- Associated Press - Thursday, March 19, 2015

AUSTIN, Texas (AP) - A man who escaped death because he didn’t fit in vehicles used to abduct his fellow students in Mexico met with lawmakers in Austin Thursday to raise awareness about the case.

Omar Garcia Velasquez told state senators Thursday he was among 50 students stopped by police in the southern, violence-torn state of Guerrero last September.

Because only 43 students of the rural teaching college could fit in the seven Iguala city police vehicles, Velasquez said he was able to escape.

Prosecutors allege that the students were then turned over to a drug gang, which executed them, incinerated their remains and threw their ashes into the San Juan Cocula River.

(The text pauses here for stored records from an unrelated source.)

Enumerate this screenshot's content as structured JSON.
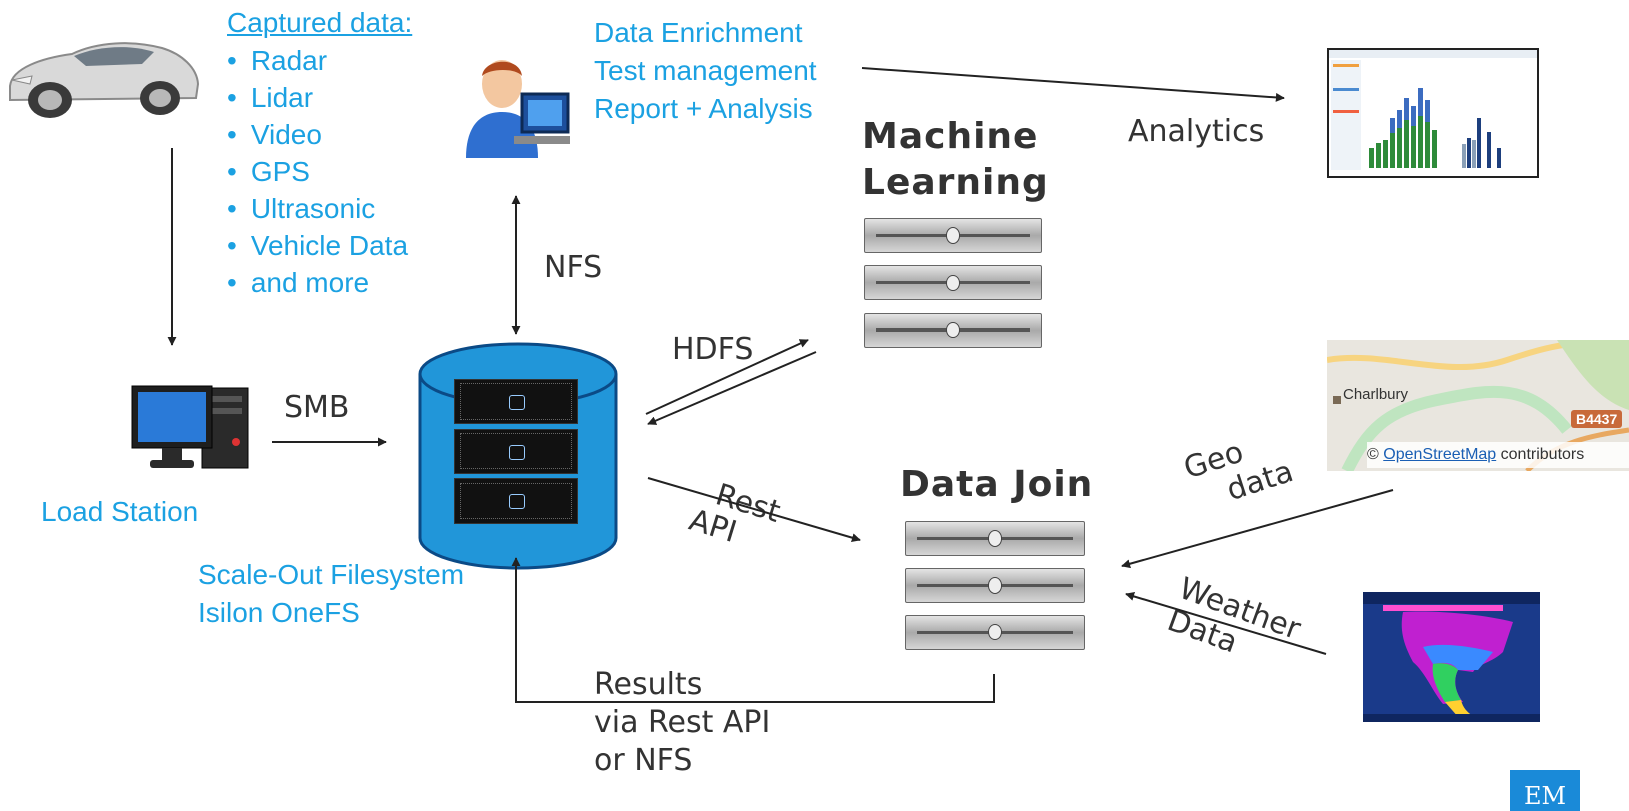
{
  "captured": {
    "heading": "Captured data:",
    "items": [
      "Radar",
      "Lidar",
      "Video",
      "GPS",
      "Ultrasonic",
      "Vehicle Data",
      "and more"
    ]
  },
  "user_tasks": [
    "Data Enrichment",
    "Test management",
    "Report + Analysis"
  ],
  "labels": {
    "nfs": "NFS",
    "smb": "SMB",
    "hdfs": "HDFS",
    "rest_line1": "Rest",
    "rest_line2": "API",
    "analytics": "Analytics",
    "load_station": "Load Station",
    "filesystem_line1": "Scale-Out Filesystem",
    "filesystem_line2": "Isilon OneFS",
    "ml_line1": "Machine",
    "ml_line2": "Learning",
    "data_join": "Data Join",
    "geo_line1": "Geo",
    "geo_line2": "data",
    "weather_line1": "Weather",
    "weather_line2": "Data",
    "results_line1": "Results",
    "results_line2": "via Rest API",
    "results_line3": "or NFS"
  },
  "map": {
    "place": "Charlbury",
    "road": "B4437",
    "credit_prefix": "©",
    "credit_link": "OpenStreetMap",
    "credit_suffix": "contributors"
  },
  "corner_logo": "EM",
  "colors": {
    "accent": "#1ba1e2",
    "cylinder": "#2196d9",
    "text": "#333333"
  },
  "icons": [
    "car-icon",
    "user-at-computer-icon",
    "desktop-computer-icon",
    "storage-cylinder-icon",
    "server-rack-icon",
    "analytics-dashboard-thumbnail",
    "map-thumbnail",
    "weather-map-thumbnail"
  ]
}
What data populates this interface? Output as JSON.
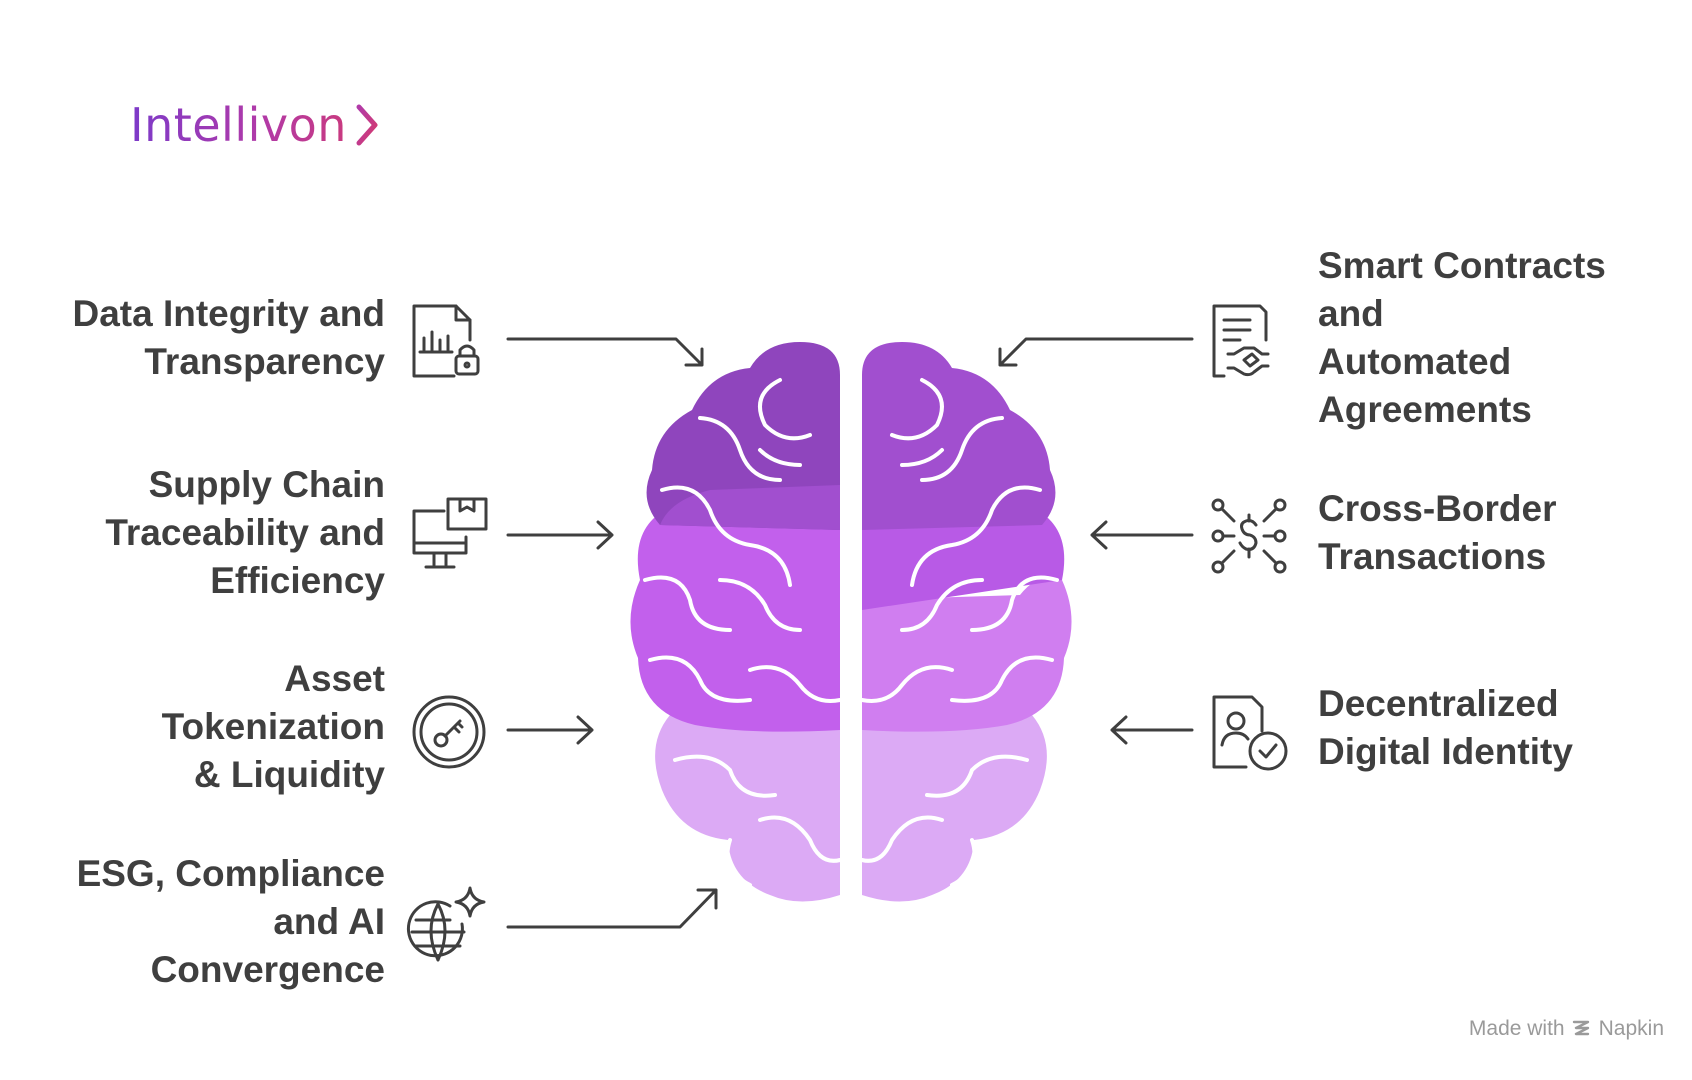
{
  "brand": {
    "name": "Intellivon",
    "chevron_icon": "chevron-right-icon",
    "colors": [
      "#7c3ac9",
      "#c93a7f"
    ]
  },
  "diagram": {
    "center_icon": "brain-icon",
    "left_items": [
      {
        "lines": [
          "Data Integrity and",
          "Transparency"
        ],
        "icon": "document-chart-lock-icon"
      },
      {
        "lines": [
          "Supply Chain",
          "Traceability and",
          "Efficiency"
        ],
        "icon": "monitor-package-icon"
      },
      {
        "lines": [
          "Asset",
          "Tokenization",
          "& Liquidity"
        ],
        "icon": "coin-key-icon"
      },
      {
        "lines": [
          "ESG, Compliance",
          "and AI",
          "Convergence"
        ],
        "icon": "globe-sparkle-icon"
      }
    ],
    "right_items": [
      {
        "lines": [
          "Smart Contracts",
          "and",
          "Automated",
          "Agreements"
        ],
        "icon": "contract-handshake-icon"
      },
      {
        "lines": [
          "Cross-Border",
          "Transactions"
        ],
        "icon": "dollar-network-icon"
      },
      {
        "lines": [
          "Decentralized",
          "Digital Identity"
        ],
        "icon": "identity-check-icon"
      }
    ],
    "colors": {
      "text": "#3f3f3f",
      "arrow": "#3f3f3f",
      "brain_dark": "#8f45bd",
      "brain_mid": "#c260ec",
      "brain_light": "#dcaaf5"
    }
  },
  "footer": {
    "made_with": "Made with",
    "brand": "Napkin",
    "icon": "napkin-logo-icon"
  }
}
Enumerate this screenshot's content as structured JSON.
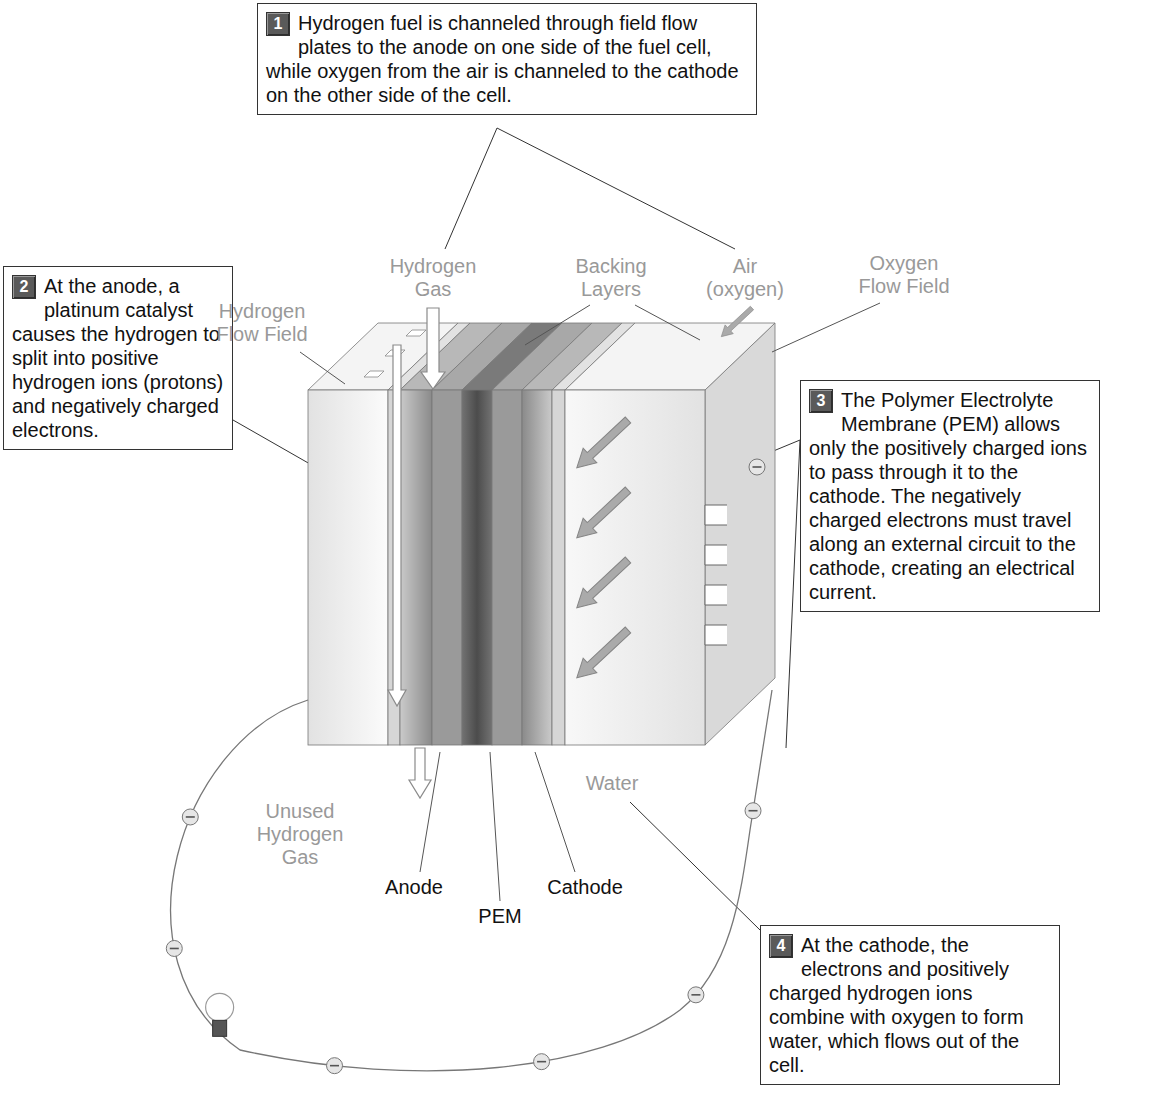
{
  "diagram": {
    "nodes": [
      {
        "text": [
          "1",
          "Hydrogen fuel is channeled through field flow plates to the anode on one side of the fuel cell, while oxygen from the air is channeled to the cathode on the other side of the cell."
        ]
      },
      {
        "text": [
          "2",
          "At the anode, a platinum catalyst causes the hydrogen to split into positive hydrogen ions (protons) and negatively charged electrons."
        ]
      },
      {
        "text": [
          "3",
          "The Polymer Electrolyte Membrane (PEM) allows only the positively charged ions to pass through it to the cathode. The negatively charged electrons must travel along an external circuit to the cathode, creating an electrical current."
        ]
      },
      {
        "text": [
          "4",
          "At the cathode, the electrons and positively charged hydrogen ions combine with oxygen to form water, which flows out of the cell."
        ]
      }
    ],
    "labels": [
      "Hydrogen Gas",
      "Backing Layers",
      "Air (oxygen)",
      "Hydrogen Flow Field",
      "Oxygen Flow Field",
      "Unused Hydrogen Gas",
      "Water",
      "Anode",
      "PEM",
      "Cathode"
    ]
  }
}
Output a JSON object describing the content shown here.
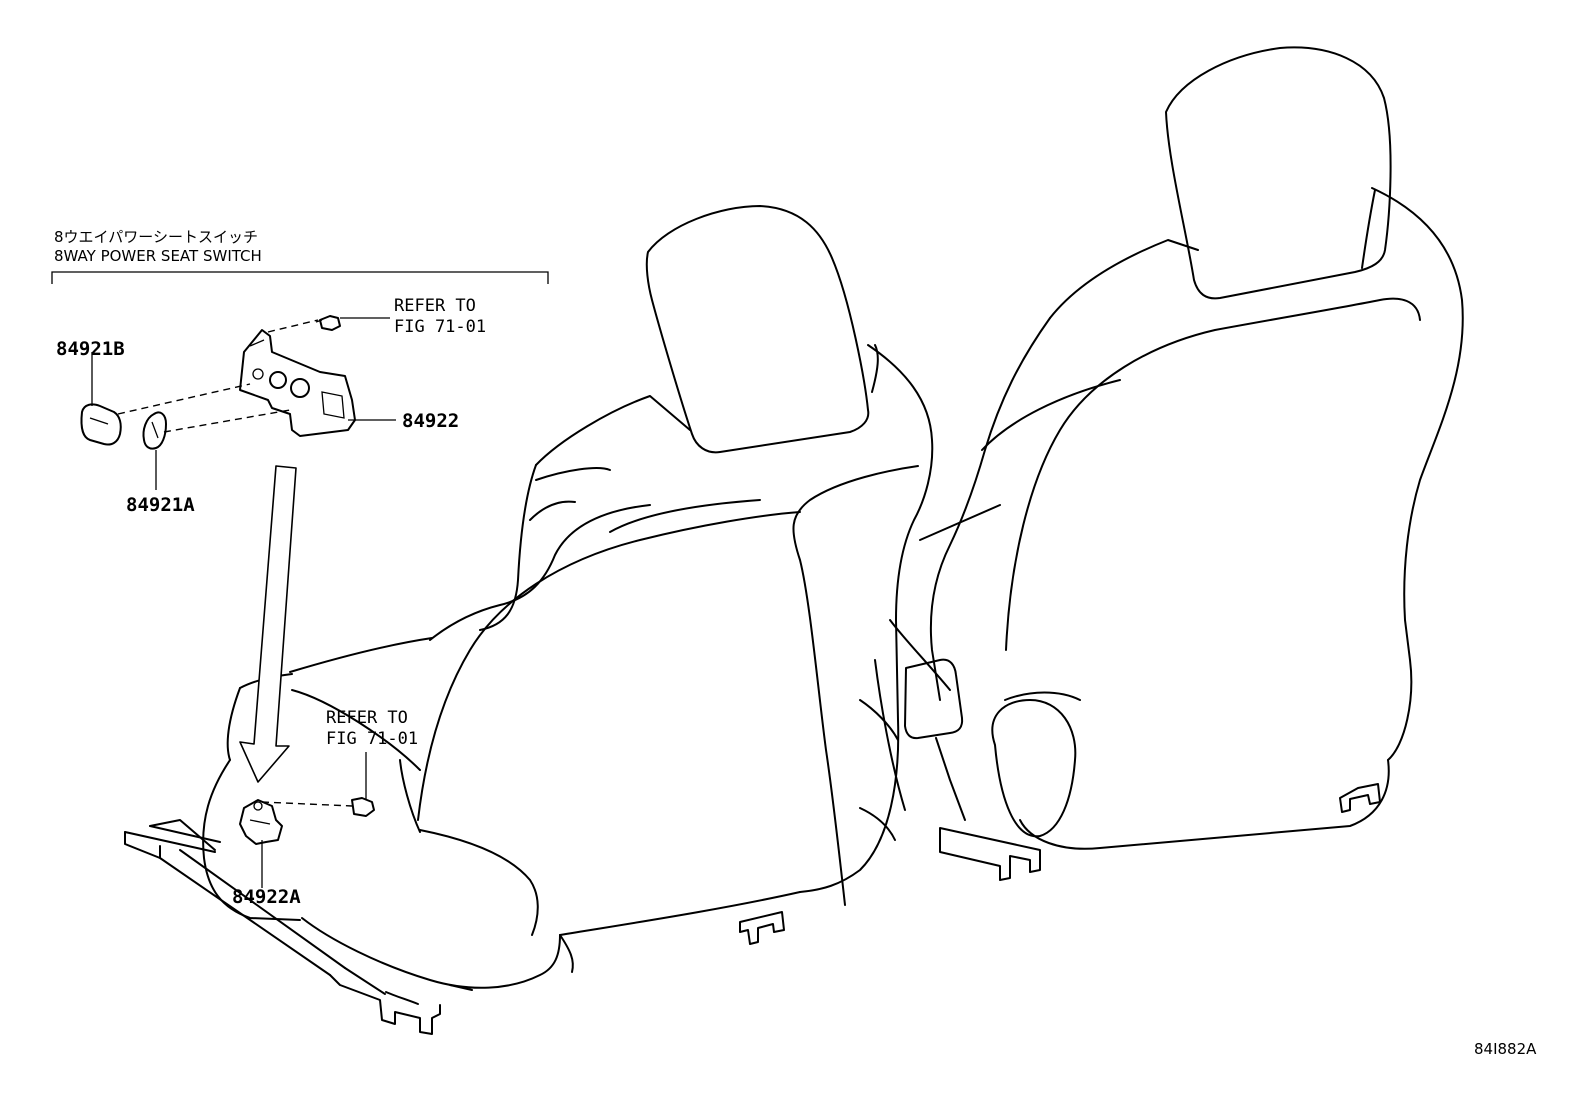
{
  "header": {
    "title_jp": "8ウエイパワーシートスイッチ",
    "title_en": "8WAY POWER SEAT SWITCH"
  },
  "parts": [
    {
      "id": "p1",
      "label": "84921B"
    },
    {
      "id": "p2",
      "label": "84922"
    },
    {
      "id": "p3",
      "label": "84921A"
    },
    {
      "id": "p4",
      "label": "84922A"
    }
  ],
  "references": [
    {
      "id": "ref1",
      "line1": "REFER TO",
      "line2": "FIG 71-01"
    },
    {
      "id": "ref2",
      "line1": "REFER TO",
      "line2": "FIG 71-01"
    }
  ],
  "illustration_code": "84I882A"
}
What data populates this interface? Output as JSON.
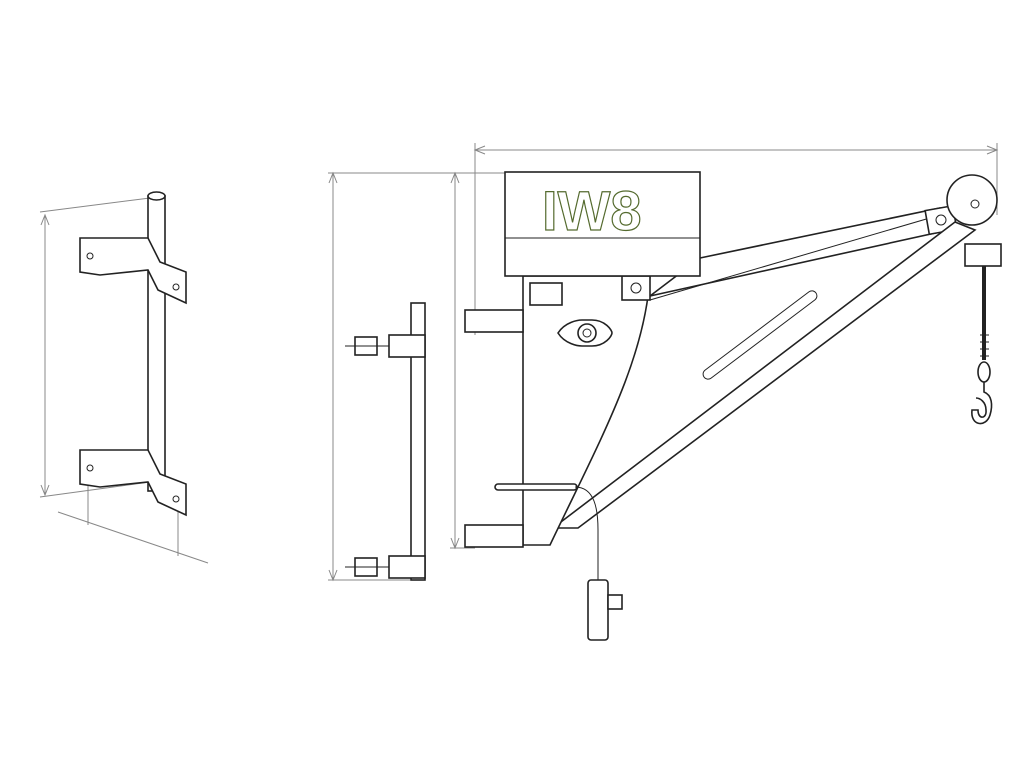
{
  "drawing": {
    "logo_text": "IW8",
    "views": [
      "wall-bracket-view",
      "mounting-rail-view",
      "crane-side-view"
    ]
  }
}
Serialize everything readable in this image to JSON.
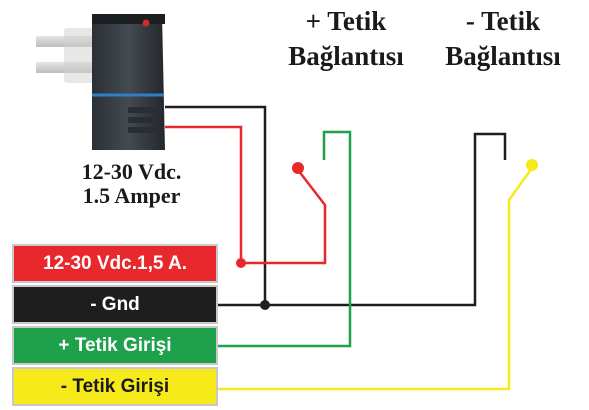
{
  "triggers": {
    "positive": {
      "line1": "+ Tetik",
      "line2": "Bağlantısı"
    },
    "negative": {
      "line1": "- Tetik",
      "line2": "Bağlantısı"
    }
  },
  "adapter": {
    "voltage": "12-30 Vdc.",
    "current": "1.5 Amper"
  },
  "terminals": {
    "power": "12-30 Vdc.1,5 A.",
    "ground": "- Gnd",
    "positive_trigger": "+ Tetik Girişi",
    "negative_trigger": "- Tetik Girişi"
  },
  "wire_colors": {
    "power": "#e8282c",
    "ground": "#1e1e1e",
    "positive_trigger": "#1fa04a",
    "negative_trigger": "#f6ea1a"
  }
}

More than 100 people have been detained in connection with the killings, including the mayor of Iguala and his wife.

But parents of the students and thousands of other Mexicans have rejected the government’s version of the abduction.

Protesters have held riots throughout Mexico, outraged by the drug war that has left more than 100,000 people dead or missing since 2006.

Velasquez now hopes to incite similar responses from Americans.

He is riding in one of three caravans of survivors and family members who left Mexico this week bound for New York, where they hope to meet with the United Nations. Along the way, the caravans are stopping in more than a dozen U.S. cities.

As Velasquez, 24, sat in the gallery Thursday, senators unanimously adopted a resolution by Sen. Sylvia Garcia, D-Houston, expressing sympathy for the students’ relatives.

“Every life matters,” said San Antonio Democratic Sen. José Menéndez. “The day that we take tragedies like this for granted is a sad day for human society.”

Senator Garcia said she was impressed that, amid a five-hour debate on a campus carry bill Wednesday, all 31 senators signed the resolution.

Lt. Gov. Dan Patrick, a Republican who presides over the senate, said he was always proud of the members of his chamber, but “especially proud today.”

After the resolution was adopted, Velasquez and others in his caravan spoke with Garcia, Menéndez and several other Democrats outside of Senate chambers.

While posing for photographs, Velasquez held up his arm, which was adorned with a beaded black bracelet with the number “43” in white.

“This is really good, because it gives us an opportunity for our story to be heard, and that’s what we need the most,” Velasquez said in Spanish. Menéndez interpreted his comments to The Associated Press.